Para Quarta Turma, mãe pode adotar filha biológica que foi adotada por outros quando criança

A Quarta Turma do Superior Tribunal de Justiça (STJ) deu provimento ao recurso especial de uma mulher para permitir que ela adote sua filha biológica, que foi adotada por um casal quando criança.

Para o colegiado, a decisão do tribunal local contrariou as disposições legais sobre adoção de pessoa maior e capaz. Além disso, os interesses envolvidos são mais bem garantidos com o deferimento da adoção, conforme a vontade das partes envolvidas.

O recurso teve origem em ação de adoção ajuizada pela mãe biológica. Ela explicou que entregou a menina para adoção porque, naquela época, enfrentava dificuldades pessoais e financeiras.

A recorrente informou que visitava frequentemente a criança e que sempre teve uma boa relação com seus pais adotivos. Conforme relatou, com o passar do tempo, as duas foram se aproximando cada vez mais e surgiu a vontade recíproca de se tornarem mãe e filha novamente, com a concordância dos pais adotivos.

Na adoção de maior capaz, deve ser aplicado o Código Civil

O juiz considerou que o pedido violaria a legislação e comprometeria a segurança jurídica das relações parentais decorrentes da adoção – entendimento mantido pelo tribunal de segunda instância.

No recurso especial, a autora da ação argumentou que o acórdão aplicou os pressupostos do Estatuto da Criança e do Adolescente (ECA) referentes à adoção de menor de idade. Entretanto, a adotanda é maior e capaz, razão pela qual – acrescentou – deveria ter sido observado o disposto no Código Civil, especificamente em relação a esse tipo de adoção.
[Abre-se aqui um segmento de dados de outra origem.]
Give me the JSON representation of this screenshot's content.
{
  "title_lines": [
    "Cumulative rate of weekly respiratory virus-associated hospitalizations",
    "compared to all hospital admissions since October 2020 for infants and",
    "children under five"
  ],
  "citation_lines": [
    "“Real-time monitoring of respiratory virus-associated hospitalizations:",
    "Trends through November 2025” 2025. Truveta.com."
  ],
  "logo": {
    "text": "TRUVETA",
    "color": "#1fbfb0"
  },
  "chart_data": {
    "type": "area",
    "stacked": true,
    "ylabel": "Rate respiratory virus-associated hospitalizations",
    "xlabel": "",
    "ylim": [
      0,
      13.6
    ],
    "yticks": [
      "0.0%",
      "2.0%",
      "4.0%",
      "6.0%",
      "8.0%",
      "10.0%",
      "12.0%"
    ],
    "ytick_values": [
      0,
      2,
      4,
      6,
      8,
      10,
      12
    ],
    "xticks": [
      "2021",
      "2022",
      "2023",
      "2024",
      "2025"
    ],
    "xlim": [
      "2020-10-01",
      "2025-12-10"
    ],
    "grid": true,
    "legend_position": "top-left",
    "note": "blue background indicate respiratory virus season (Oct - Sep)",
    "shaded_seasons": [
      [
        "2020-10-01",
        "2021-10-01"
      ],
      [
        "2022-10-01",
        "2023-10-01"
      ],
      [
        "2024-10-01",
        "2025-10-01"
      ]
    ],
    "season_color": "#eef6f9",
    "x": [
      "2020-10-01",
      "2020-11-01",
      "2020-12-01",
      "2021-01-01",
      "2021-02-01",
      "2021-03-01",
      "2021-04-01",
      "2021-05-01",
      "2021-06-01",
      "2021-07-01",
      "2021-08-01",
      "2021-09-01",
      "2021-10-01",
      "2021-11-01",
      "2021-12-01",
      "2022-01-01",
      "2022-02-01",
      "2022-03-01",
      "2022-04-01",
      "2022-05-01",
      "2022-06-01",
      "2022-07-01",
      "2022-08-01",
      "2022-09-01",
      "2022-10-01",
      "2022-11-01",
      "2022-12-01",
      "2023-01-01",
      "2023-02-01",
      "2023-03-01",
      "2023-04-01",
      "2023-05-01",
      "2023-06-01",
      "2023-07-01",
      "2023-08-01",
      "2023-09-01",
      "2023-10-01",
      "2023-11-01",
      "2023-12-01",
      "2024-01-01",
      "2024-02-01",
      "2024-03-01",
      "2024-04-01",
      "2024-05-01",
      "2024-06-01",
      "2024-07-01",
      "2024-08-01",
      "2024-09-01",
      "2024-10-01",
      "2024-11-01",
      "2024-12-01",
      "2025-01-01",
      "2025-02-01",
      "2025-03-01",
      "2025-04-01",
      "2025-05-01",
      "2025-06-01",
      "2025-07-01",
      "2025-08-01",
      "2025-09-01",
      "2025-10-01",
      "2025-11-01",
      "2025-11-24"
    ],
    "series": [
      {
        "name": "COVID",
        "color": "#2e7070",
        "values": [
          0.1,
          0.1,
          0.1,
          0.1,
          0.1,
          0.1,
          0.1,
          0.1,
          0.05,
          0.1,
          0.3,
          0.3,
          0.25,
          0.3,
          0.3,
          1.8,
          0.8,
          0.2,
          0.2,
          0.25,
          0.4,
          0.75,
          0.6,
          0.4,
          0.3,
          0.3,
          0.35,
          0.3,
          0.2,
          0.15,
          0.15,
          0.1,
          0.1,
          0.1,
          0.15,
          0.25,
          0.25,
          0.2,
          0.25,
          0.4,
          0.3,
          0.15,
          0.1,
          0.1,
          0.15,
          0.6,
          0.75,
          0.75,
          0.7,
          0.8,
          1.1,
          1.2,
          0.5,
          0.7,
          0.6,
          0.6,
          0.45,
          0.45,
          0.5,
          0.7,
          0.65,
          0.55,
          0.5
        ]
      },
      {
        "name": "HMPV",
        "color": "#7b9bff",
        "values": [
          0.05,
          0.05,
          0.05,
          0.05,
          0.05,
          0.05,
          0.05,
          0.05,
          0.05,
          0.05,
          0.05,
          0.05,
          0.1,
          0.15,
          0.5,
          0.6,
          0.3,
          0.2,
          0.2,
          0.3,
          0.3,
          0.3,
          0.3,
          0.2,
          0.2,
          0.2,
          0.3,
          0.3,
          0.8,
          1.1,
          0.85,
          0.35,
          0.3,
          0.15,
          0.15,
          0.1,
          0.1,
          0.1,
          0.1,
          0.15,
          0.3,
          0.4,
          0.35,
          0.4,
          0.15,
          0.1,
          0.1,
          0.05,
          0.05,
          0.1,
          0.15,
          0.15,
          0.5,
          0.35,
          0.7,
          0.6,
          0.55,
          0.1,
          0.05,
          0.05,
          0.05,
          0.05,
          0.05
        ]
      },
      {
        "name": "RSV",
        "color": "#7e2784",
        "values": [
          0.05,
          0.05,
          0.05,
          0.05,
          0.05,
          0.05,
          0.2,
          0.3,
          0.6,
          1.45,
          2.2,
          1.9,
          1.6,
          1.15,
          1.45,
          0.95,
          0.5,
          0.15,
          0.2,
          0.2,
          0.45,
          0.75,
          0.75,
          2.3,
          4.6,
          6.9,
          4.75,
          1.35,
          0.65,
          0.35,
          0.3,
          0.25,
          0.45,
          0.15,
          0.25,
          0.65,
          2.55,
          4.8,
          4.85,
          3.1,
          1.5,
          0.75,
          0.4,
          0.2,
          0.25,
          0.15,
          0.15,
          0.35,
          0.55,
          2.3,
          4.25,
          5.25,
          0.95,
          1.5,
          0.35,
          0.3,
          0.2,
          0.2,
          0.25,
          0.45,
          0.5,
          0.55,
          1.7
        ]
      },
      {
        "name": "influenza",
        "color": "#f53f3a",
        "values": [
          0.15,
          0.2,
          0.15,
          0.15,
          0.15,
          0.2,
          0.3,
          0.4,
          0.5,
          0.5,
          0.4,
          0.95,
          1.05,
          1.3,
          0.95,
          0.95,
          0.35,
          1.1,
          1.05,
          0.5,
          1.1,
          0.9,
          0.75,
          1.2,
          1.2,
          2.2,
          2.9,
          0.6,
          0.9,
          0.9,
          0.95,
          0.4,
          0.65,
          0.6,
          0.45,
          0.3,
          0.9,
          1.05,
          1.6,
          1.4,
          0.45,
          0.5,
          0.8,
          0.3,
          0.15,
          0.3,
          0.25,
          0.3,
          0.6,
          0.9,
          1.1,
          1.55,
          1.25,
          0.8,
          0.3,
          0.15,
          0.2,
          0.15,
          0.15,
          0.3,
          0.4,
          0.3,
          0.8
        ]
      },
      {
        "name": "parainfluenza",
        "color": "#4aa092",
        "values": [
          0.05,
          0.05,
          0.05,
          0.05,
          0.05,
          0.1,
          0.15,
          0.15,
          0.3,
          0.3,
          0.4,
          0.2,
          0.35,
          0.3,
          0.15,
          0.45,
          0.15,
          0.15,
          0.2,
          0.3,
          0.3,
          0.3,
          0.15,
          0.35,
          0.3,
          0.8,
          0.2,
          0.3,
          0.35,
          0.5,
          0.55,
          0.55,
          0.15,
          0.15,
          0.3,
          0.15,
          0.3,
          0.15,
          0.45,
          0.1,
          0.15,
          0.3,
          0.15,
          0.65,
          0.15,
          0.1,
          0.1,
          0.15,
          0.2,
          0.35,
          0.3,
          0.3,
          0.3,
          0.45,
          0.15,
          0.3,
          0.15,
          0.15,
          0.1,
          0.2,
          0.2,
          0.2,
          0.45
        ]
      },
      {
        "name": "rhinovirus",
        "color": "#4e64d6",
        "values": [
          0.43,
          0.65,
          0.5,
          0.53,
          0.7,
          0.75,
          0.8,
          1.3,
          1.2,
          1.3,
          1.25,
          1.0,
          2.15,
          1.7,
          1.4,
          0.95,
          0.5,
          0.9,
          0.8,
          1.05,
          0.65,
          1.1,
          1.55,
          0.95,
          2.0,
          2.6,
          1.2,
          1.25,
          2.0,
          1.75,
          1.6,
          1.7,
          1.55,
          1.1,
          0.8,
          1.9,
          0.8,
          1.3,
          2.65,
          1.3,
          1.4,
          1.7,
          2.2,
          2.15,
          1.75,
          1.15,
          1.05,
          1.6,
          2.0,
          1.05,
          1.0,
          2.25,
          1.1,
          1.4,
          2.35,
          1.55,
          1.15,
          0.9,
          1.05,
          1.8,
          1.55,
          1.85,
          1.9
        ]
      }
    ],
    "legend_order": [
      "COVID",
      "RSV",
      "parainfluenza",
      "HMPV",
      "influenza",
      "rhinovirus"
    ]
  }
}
Irrevogabilidade da adoção protege interesses do menor adotado

O relator do recurso no STJ, ministro Raul Araújo, afirmou que a adoção realizada na infância foi válida e é irrevogável. Entretanto, ele esclareceu que a ação objetiva uma nova adoção, de pessoa maior, que é regida pelo Código Civil.

O ministro destacou que a irrevogabilidade da adoção visa proteger os interesses do menor adotado, evitando que os adotantes se arrependam e queiram “devolvê-lo”. No caso sob análise, ele apontou que todos os requisitos legais da adoção de maior capaz foram preenchidos, conforme o estabelecido no Código Civil, entre eles a concordância dos atuais pais adotivos e da adotanda, e a diferença de idade, de 16 anos, entre ela e a adotante.

“A lei não traz expressamente a impossibilidade de se adotar pessoa anteriormente adotada. Bastam, portanto, o consentimento das partes envolvidas, ou seja, dos pais ou representantes legais, e a concordância do adotando”, declarou.

Princípio do melhor interesse deve ser atendido

Raul Araújo reiterou que, independentemente da idade da adotanda, o princípio do melhor interesse deve ser atendido. Segundo ele, os princípios da proteção integral e da garantia do melhor interesse não podem ser interpretados contra a adotanda, de modo a lhe impedir uma nova adoção com a qual tanto ela quanto seus pais adotivos concordam.

O ministro observou que, a partir de uma interpretação sistemática e teleológica do artigo 39, parágrafo 1º, do ECA, é possível concluir que a regra da irrevogabilidade não é absoluta. Segundo apontou, ela pode ser afastada quando deixar de atender aos princípios da proteção integral e do melhor interesse da criança ou do adolescente.

Para o relator, se, ao atingir a maioridade, a adotada deseja constituir um novo vínculo de filiação, seus interesses serão mais bem preservados com o respeito à sua vontade, livremente manifestada.

O número deste processo não é divulgado em razão de segredo judicial.